Os números apresentados pelo ‘‘USA Today’’ obrigaram o Pentágono a se defender: ‘‘Eram os melhores dados que tínhamos à disposição’’, declarou o porta-voz Kenneth Bacon em defesa de seu chefe William Cohen, que comparou Slobodan Milosevic a Adolf Hitler.
Segundo o ‘‘USA Today’’, em vez de 100 mil, os albaneses mortos no curso da campanha de repressão das forças sérvias seriam de ‘‘apenas’’ 10 mil. Inclusive as colheitas, na província em que ocorreu a guerra, seriam boas.
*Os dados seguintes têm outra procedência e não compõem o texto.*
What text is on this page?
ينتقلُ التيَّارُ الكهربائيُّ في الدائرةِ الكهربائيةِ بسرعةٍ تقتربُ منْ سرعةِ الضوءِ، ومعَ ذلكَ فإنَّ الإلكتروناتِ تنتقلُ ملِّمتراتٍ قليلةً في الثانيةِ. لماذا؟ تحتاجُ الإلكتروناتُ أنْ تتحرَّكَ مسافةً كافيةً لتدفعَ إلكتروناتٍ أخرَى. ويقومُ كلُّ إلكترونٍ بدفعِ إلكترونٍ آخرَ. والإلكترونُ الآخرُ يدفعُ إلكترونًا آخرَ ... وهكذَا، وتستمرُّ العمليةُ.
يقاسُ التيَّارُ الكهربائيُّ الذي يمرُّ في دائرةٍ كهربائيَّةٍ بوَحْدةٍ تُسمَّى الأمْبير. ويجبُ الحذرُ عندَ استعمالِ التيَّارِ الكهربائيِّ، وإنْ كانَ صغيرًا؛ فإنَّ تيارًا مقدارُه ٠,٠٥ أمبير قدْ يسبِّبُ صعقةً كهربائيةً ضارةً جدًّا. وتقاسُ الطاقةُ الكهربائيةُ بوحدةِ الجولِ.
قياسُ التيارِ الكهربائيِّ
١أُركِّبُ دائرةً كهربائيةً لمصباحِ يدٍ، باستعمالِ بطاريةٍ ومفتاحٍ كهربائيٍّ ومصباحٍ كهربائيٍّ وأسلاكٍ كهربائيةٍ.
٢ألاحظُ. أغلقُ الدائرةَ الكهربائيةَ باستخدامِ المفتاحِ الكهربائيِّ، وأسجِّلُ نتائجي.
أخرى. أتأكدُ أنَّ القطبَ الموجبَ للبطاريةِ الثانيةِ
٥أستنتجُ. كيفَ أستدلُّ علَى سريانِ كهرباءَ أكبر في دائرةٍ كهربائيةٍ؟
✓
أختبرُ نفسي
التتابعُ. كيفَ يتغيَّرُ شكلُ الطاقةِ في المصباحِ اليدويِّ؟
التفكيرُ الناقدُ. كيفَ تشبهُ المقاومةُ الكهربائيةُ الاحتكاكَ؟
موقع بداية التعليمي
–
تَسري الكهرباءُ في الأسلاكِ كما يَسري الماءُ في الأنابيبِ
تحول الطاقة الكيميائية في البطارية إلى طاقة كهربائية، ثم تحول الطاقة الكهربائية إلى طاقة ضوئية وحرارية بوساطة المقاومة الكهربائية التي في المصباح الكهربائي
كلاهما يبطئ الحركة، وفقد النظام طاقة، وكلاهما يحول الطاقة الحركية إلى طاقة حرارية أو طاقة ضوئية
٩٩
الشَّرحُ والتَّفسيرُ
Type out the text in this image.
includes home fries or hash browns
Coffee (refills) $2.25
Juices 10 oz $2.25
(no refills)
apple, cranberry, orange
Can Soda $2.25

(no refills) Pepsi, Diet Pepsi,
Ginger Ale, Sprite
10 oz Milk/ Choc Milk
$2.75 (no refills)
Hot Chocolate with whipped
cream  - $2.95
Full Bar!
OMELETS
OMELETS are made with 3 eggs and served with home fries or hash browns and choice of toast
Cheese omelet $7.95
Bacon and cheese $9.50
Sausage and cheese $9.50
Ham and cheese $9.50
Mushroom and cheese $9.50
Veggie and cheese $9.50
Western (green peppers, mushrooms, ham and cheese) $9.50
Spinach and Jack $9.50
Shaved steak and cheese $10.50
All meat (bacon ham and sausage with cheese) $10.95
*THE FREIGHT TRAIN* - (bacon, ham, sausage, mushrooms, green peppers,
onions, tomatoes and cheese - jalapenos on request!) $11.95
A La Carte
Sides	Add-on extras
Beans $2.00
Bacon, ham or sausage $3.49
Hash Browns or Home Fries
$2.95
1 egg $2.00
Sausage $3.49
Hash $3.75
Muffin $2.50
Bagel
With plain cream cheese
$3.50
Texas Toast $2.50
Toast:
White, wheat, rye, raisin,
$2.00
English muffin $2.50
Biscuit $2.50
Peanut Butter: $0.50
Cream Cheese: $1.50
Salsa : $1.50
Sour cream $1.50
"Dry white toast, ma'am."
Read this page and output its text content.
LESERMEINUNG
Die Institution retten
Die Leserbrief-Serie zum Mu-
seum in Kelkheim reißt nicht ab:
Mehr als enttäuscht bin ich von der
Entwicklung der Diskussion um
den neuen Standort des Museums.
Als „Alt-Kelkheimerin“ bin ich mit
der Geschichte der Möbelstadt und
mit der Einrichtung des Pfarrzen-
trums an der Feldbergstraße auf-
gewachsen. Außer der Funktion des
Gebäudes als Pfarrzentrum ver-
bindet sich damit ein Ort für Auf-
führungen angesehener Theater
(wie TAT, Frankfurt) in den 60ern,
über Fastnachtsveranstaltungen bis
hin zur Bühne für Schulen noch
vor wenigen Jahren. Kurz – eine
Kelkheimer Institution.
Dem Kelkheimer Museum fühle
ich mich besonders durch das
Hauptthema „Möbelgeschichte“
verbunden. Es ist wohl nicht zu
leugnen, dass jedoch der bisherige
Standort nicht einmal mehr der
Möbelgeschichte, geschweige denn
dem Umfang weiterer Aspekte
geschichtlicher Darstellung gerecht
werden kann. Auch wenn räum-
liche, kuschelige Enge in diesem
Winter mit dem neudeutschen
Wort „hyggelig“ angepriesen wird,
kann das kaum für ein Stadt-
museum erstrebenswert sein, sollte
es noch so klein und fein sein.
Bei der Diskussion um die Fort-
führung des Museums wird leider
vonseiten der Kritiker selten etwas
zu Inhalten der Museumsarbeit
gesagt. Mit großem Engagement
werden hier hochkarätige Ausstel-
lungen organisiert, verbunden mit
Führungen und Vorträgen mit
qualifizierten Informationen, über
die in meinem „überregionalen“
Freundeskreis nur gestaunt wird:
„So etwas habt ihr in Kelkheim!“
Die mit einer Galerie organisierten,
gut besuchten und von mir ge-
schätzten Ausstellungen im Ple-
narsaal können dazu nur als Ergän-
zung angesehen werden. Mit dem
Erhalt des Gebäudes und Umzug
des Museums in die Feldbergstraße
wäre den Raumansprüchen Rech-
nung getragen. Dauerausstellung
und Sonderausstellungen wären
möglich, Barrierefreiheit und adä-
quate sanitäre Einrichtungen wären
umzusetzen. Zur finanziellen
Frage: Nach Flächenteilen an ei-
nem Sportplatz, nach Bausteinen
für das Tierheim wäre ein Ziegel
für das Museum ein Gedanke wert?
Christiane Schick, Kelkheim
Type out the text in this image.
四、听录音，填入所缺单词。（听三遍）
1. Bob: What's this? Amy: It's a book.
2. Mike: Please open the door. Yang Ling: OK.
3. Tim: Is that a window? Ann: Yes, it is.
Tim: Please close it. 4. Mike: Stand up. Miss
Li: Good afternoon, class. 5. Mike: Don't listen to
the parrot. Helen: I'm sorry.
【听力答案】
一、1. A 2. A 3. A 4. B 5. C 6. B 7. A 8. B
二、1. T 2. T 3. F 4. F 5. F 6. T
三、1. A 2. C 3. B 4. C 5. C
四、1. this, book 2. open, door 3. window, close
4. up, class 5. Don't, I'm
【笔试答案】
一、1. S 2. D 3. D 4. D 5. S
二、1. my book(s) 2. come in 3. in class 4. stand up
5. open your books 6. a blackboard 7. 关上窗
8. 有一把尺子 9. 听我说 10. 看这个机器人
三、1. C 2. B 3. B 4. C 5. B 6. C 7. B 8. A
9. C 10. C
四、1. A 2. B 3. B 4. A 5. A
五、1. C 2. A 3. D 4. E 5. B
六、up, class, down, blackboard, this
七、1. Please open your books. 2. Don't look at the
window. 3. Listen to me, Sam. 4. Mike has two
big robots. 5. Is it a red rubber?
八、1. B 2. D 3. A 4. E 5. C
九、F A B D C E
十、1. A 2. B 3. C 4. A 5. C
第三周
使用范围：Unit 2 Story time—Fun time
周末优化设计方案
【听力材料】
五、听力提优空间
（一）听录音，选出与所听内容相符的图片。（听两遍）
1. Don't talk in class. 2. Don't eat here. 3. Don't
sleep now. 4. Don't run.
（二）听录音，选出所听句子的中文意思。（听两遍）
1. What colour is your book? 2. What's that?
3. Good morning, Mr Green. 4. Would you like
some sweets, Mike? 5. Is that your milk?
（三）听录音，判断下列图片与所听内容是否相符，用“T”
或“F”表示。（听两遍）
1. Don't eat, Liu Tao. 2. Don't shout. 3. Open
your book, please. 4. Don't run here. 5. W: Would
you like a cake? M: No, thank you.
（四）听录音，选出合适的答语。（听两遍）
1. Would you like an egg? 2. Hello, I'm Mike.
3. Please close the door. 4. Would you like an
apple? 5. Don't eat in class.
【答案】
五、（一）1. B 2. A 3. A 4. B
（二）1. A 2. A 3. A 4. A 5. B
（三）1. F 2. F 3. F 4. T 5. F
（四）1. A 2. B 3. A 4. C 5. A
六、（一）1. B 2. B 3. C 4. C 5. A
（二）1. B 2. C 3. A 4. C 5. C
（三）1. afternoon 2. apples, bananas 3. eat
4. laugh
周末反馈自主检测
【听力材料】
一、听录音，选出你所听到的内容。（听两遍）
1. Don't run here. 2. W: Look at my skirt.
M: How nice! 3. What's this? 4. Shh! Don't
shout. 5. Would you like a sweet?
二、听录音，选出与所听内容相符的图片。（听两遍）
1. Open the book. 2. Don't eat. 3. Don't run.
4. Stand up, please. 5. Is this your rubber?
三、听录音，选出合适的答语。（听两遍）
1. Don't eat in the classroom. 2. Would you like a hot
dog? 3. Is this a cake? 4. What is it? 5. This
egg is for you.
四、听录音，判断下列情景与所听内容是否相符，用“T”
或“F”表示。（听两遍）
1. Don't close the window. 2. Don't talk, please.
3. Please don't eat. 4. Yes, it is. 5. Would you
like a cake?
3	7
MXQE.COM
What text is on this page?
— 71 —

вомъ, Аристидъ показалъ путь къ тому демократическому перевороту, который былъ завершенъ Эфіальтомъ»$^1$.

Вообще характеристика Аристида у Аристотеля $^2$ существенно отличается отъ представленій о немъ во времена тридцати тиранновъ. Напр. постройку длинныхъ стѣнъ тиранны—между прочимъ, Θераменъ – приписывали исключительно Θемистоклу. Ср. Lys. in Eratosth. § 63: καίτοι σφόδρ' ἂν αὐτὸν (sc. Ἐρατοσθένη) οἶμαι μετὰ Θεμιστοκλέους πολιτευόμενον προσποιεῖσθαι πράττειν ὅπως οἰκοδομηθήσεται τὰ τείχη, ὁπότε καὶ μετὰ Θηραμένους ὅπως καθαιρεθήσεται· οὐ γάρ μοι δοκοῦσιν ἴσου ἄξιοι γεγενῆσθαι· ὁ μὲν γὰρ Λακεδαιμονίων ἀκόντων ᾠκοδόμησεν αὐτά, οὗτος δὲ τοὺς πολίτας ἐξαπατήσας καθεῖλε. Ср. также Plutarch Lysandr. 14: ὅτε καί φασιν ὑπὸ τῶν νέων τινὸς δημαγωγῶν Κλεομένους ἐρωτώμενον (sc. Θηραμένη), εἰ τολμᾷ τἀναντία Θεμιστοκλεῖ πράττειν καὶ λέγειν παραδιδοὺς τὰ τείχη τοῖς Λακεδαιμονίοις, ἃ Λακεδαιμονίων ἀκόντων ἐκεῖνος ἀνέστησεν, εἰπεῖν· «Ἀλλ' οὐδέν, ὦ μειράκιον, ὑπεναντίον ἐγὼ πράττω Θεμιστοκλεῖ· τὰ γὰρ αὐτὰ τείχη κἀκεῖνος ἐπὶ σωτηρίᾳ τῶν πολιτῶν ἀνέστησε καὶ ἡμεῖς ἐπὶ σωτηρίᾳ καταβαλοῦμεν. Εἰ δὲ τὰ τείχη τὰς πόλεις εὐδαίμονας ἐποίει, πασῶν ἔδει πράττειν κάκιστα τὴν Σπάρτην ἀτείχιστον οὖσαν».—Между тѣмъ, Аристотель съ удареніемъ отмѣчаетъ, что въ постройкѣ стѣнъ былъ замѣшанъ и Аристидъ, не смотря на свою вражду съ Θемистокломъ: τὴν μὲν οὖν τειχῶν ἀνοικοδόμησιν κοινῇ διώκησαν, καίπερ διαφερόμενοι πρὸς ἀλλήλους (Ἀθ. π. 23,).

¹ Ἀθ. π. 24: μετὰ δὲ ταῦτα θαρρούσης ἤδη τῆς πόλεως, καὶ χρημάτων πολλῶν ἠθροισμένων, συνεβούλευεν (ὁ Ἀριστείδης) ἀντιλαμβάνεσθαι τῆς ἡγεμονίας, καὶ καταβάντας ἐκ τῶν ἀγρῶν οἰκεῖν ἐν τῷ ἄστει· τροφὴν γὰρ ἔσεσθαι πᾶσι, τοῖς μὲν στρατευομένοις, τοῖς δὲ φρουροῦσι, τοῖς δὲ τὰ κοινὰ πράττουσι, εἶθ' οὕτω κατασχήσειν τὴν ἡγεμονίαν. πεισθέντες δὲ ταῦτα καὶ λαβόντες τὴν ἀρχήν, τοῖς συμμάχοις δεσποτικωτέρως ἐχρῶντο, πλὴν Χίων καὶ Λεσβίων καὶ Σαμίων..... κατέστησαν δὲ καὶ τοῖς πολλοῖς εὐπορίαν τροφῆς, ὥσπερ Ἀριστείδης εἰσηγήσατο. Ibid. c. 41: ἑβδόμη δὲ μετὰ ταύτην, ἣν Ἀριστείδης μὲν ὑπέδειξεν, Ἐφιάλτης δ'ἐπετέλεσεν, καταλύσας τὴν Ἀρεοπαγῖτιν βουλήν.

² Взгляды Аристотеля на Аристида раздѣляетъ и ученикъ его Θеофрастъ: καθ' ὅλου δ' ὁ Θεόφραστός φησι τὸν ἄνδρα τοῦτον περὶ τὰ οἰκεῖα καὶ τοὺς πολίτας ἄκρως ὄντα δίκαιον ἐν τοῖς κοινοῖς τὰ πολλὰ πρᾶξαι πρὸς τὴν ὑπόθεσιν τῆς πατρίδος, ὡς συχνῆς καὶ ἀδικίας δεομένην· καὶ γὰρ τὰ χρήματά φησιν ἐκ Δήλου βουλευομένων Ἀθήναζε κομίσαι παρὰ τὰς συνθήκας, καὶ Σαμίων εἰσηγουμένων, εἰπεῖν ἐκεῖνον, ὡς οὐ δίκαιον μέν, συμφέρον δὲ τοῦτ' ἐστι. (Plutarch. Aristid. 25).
Anteontem, no entanto, o Senado sancionou uma lei de ajuda exterior concedendo US$ 150 milhões a Kosovo, mas negou fundos à Sérvia e classificou Belgrado como ‘‘estado terrorista’’. A proposta, que a Câmara ainda precisa aprovar e que o presidente ameaçou vetar, inclui US$ 20 milhões para o treinamento de forças de segurança em Kosovo.
Segundo a Casa Branca, isto ‘‘poderia ser interpretado como um fundo que aponta para o treinamento e reaproveitamento do ELK (Exército de Libertação de Kosovo)’’, e ‘‘se oporia diametralmente’’ ao recente acordo pelo desarmamento da guerrilha kosovar sob a supervisão da Otan.